Pierce y Keely llevan más de dos décadas juntos. En un mundo donde las relaciones de celebridades suelen ser breves y escandalosas, su matrimonio se ha mantenido sólido, discreto y genuino. Se conocieron en los años noventa y desde entonces han construido una vida basada en el respeto, el apoyo mutuo y el cariño real, no el de fachada.
En varias entrevistas, Brosnan ha contado que Keely ha sido su sostén en momentos muy difíciles, especialmente tras la pérdida de su primera esposa, Cassandra Harris, quien falleció a causa de cáncer. Keely no solo llegó a su vida como pareja, sino como un ancla emocional, alguien que lo ayudó a reconstruirse y a volver a creer en el amor.
Por eso, cuando surgieron las críticas hacia ella, su reacción fue natural. No estaba defendiendo una imagen pública, estaba defendiendo a la mujer que ama, a la madre de sus hijos, a su compañera de vida.
“Ella es la mujer más bella a mis ojos”, ha dicho en más de una ocasión. Y no lo dice como frase bonita para quedar bien, sino como una convicción profunda.
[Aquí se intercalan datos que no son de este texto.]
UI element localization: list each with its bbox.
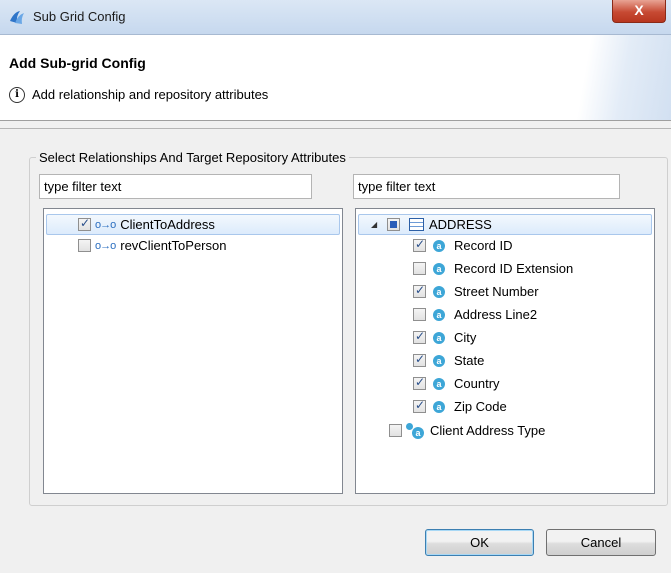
tree-item-label: City bbox=[454, 330, 477, 345]
cancel-button[interactable]: Cancel bbox=[546, 529, 656, 556]
attribute-icon: a bbox=[433, 331, 445, 344]
attribute-icon: a bbox=[433, 285, 445, 298]
clienttoaddress-checkbox[interactable] bbox=[78, 216, 91, 231]
tree-item-state[interactable]: a State bbox=[413, 350, 484, 371]
attribute-icon: a bbox=[433, 400, 445, 413]
street-number-checkbox[interactable] bbox=[413, 283, 426, 298]
record-id-extension-checkbox[interactable] bbox=[413, 262, 426, 275]
info-icon: i bbox=[9, 87, 25, 103]
tree-item-label: Address Line2 bbox=[454, 307, 538, 322]
dialog-header: Add Sub-grid Config i Add relationship a… bbox=[0, 35, 671, 121]
close-button[interactable]: X bbox=[612, 0, 666, 23]
revclienttoperson-checkbox[interactable] bbox=[78, 239, 91, 252]
attributes-tree[interactable]: ◢ ADDRESS a Record ID a Record ID Extens… bbox=[355, 208, 655, 494]
relationships-filter-input[interactable] bbox=[39, 174, 312, 199]
tree-item-label: Zip Code bbox=[454, 399, 507, 414]
relationship-icon: o→o bbox=[95, 218, 116, 231]
tree-item-label: Record ID bbox=[454, 238, 513, 253]
tree-item-record-id-extension[interactable]: a Record ID Extension bbox=[413, 258, 573, 279]
tree-item-label: ADDRESS bbox=[429, 217, 492, 232]
table-icon bbox=[409, 218, 424, 231]
ok-button[interactable]: OK bbox=[425, 529, 534, 556]
attribute-icon: a bbox=[433, 354, 445, 367]
record-id-checkbox[interactable] bbox=[413, 237, 426, 252]
state-checkbox[interactable] bbox=[413, 352, 426, 367]
city-checkbox[interactable] bbox=[413, 329, 426, 344]
address-checkbox[interactable] bbox=[387, 218, 400, 231]
tree-item-label: revClientToPerson bbox=[120, 238, 227, 253]
zip-code-checkbox[interactable] bbox=[413, 398, 426, 413]
tree-item-record-id[interactable]: a Record ID bbox=[413, 235, 513, 256]
dialog-description: Add relationship and repository attribut… bbox=[32, 87, 269, 102]
title-bar: Sub Grid Config X bbox=[0, 0, 671, 35]
complex-attribute-icon: a bbox=[406, 422, 424, 439]
tree-item-label: Record ID Extension bbox=[454, 261, 574, 276]
tree-item-city[interactable]: a City bbox=[413, 327, 476, 348]
header-separator bbox=[0, 128, 671, 129]
tree-item-address[interactable]: ◢ ADDRESS bbox=[358, 214, 652, 235]
relationship-icon: o→o bbox=[95, 239, 116, 252]
tree-item-revclienttoperson[interactable]: o→o revClientToPerson bbox=[46, 235, 372, 256]
tree-item-street-number[interactable]: a Street Number bbox=[413, 281, 539, 302]
attribute-icon: a bbox=[433, 262, 445, 275]
attributes-filter-input[interactable] bbox=[353, 174, 620, 199]
country-checkbox[interactable] bbox=[413, 375, 426, 390]
tree-item-label: ClientToAddress bbox=[120, 217, 215, 232]
tree-item-label: Country bbox=[454, 376, 500, 391]
header-decoration bbox=[551, 35, 671, 120]
window-title: Sub Grid Config bbox=[33, 9, 126, 24]
attribute-icon: a bbox=[433, 308, 445, 321]
tree-item-label: Client Address Type bbox=[430, 423, 546, 438]
attribute-icon: a bbox=[433, 377, 445, 390]
group-label: Select Relationships And Target Reposito… bbox=[36, 150, 349, 165]
tree-item-clienttoaddress[interactable]: o→o ClientToAddress bbox=[46, 214, 340, 235]
tree-item-zip-code[interactable]: a Zip Code bbox=[413, 396, 507, 417]
tree-item-label: State bbox=[454, 353, 485, 368]
dialog-heading: Add Sub-grid Config bbox=[9, 55, 146, 71]
address-line2-checkbox[interactable] bbox=[413, 308, 426, 321]
relationships-tree[interactable]: o→o ClientToAddress o→o revClientToPerso… bbox=[43, 208, 343, 494]
tree-item-label: Street Number bbox=[454, 284, 539, 299]
app-logo-icon bbox=[10, 11, 24, 24]
attribute-icon: a bbox=[433, 239, 445, 252]
tree-item-address-line2[interactable]: a Address Line2 bbox=[413, 304, 537, 325]
tree-item-country[interactable]: a Country bbox=[413, 373, 500, 394]
tree-item-client-address-type[interactable]: a Client Address Type bbox=[389, 420, 545, 441]
collapse-arrow-icon[interactable]: ◢ bbox=[371, 220, 379, 229]
client-address-type-checkbox[interactable] bbox=[389, 424, 402, 437]
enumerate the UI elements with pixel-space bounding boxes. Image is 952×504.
Para Brosnan, la belleza no está limitada a una talla, a una edad o a un estándar dictado por revistas o algoritmos.
Este episodio abrió una conversación mucho más grande sobre la gordofobia, el edadismo y la presión constante que enfrentan las mujeres, incluso aquellas que no viven de su imagen. Si esto ocurre con la esposa de una estrella de Hollywood, ¿qué queda para las mujeres comunes, las que no tienen un altavoz mediático que las defienda?